Thursday, May 15, 2008

Where the Sun Don't Shine

You haven't seen Greensboro, the town where I live, until you've seen it from underground.

Not that there's a lot to see in the pitch darkness beneath the roads, in a concrete-walled tunnel, with four inches of water trickling past your feet, a quarter of a mile from the nearest egress, somewhere beneath Fisher Park. After a time, the five-foot ceiling puts an uncomfortable, semi-permanent bend in your spine. You really, really hope your flashlight doesn't die. You have to keep a wary eye out for rats, snakes, spiders, and other potentially hostile indigenous life forms.

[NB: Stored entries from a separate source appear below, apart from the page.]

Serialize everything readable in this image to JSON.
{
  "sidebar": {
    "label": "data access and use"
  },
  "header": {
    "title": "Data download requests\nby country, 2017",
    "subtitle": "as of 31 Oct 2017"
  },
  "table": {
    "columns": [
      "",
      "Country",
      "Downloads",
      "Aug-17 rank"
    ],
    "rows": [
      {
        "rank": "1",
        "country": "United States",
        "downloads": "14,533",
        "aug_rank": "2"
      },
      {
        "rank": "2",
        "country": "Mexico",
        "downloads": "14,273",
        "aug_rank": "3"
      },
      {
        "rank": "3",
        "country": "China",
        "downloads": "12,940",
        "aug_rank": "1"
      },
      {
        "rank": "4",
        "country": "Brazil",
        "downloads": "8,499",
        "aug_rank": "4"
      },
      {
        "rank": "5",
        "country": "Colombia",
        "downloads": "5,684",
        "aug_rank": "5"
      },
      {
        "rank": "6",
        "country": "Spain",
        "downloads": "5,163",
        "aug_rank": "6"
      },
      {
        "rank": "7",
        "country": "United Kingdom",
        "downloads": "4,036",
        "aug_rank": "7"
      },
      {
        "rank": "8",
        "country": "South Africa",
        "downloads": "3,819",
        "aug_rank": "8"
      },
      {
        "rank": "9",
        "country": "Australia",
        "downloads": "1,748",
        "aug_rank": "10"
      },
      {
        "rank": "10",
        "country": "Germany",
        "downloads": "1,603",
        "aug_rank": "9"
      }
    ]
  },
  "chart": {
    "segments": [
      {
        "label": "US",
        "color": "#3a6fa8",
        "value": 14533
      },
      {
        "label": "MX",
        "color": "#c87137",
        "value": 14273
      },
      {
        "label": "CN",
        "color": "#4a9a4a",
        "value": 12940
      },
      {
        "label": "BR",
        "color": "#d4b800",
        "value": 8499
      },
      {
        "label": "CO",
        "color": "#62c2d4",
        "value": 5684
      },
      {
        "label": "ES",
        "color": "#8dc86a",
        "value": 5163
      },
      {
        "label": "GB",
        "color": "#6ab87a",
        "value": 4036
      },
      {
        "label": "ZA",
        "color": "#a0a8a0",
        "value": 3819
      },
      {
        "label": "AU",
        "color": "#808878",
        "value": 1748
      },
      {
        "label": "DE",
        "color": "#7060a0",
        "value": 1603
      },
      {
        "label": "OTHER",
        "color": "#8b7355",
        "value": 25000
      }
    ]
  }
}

I suspect this is not what a whole heap of local folks do for a good time late at night, but for my friend Paul and I last night, it was a blast. We found the geocache.

I did mention to Paul's wife, Jamie, that our excursion was remarkably similar to a scene in my novel, Balak; I did not, however, tell her that, in the novel, things do not end well for the parties involved. It probably would not have been the right thing to say at the time.

Addendum: A nice royalty check for Blue Devil Island arrived. Mighty good timing, I have to say.

2 comments:

David Niall Wilson said...

You are now over the edge on this Geocaching...you are now geoRATting.

Stephen Mark Rainey said...

There actually is a cache inside a rubber rat out on a trail near here. It's called... wait for it... Ratatouille.